Aha – just exactly what I said yesterday. It’s as if I’d stolen it from Jenny Diski, but I didn’t. (Nor she didn’t steal it from me, neither.)
As a rule people look for positive authority or referents to back up their
essential beliefs about themselves in relation to the world: the priest, imam,
Delia Smith, the politburo, gang leader, Milton Friedman, your mother, my
favourite novelist. It works well enough, and when it does, we call ourselves
and others like us sane. When it goes awry, when people lose and/or reject all
positive referents in the real world for the self inside, we call them
delusional, psychotic, mad. In order to count as sane, you don’t necessarily
have to conform to the norms of the world, but you do have to be nonconformist in a generally acceptable way.

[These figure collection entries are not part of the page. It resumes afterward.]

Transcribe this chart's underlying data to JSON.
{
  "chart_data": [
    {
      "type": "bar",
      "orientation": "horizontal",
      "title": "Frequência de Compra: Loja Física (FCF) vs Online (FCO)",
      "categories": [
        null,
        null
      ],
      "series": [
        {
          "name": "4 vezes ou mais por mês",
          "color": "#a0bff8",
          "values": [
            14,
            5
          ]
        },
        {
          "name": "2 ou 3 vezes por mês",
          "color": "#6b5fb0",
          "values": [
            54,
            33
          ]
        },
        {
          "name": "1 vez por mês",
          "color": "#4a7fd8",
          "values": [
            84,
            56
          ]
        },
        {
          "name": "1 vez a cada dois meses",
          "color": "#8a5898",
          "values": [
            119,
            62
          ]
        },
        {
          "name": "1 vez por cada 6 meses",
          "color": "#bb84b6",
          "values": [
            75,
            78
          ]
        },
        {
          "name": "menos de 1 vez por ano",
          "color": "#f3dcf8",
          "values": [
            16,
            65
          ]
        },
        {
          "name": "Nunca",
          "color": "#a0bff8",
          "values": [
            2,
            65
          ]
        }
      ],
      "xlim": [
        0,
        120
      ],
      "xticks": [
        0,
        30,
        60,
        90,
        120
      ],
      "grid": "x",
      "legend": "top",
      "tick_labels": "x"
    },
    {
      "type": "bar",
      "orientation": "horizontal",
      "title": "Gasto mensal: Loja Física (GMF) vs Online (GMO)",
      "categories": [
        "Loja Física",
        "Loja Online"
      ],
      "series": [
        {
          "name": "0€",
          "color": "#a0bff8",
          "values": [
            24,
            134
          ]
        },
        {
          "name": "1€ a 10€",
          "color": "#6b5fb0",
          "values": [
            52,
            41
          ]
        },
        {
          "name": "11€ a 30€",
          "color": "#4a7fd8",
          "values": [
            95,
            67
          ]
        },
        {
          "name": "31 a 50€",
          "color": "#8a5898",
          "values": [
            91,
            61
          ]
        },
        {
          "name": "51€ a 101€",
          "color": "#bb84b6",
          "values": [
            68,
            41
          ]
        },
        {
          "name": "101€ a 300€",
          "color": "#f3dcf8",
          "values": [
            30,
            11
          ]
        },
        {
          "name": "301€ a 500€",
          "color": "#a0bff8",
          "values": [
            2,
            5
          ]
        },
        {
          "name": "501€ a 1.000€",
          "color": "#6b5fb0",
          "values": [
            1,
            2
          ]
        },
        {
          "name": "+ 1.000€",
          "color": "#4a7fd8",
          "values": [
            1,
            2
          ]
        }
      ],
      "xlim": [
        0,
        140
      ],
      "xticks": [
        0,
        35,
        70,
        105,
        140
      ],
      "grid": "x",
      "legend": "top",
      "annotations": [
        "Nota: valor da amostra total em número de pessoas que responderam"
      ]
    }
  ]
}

Emphasis added. That’s exactly what I was ruminating about. What we think of as eccentric, nerdy, weird, nonconformist is actually barely different from what we think of as normal. That’s either depressing or reassuring, or a little of both (she said in her usual normal average typical waffling cover all the bases way).
Egbert says
Ophelia,
You may find Erich Fromm’s book The San Society of interest.
Randomfactor says
Sane Society.
James Sweet says
For me, the biggest evidence of this is that we aren’t constantly having 9/11s or Columbines or whatever pretty much every week. You’d think some small fraction of people would just be randomly going off the deep end in the most murderous of ways. But we all act pretty much the same pretty much all of the time. Thank goodness, really; I think it’s a positive thing.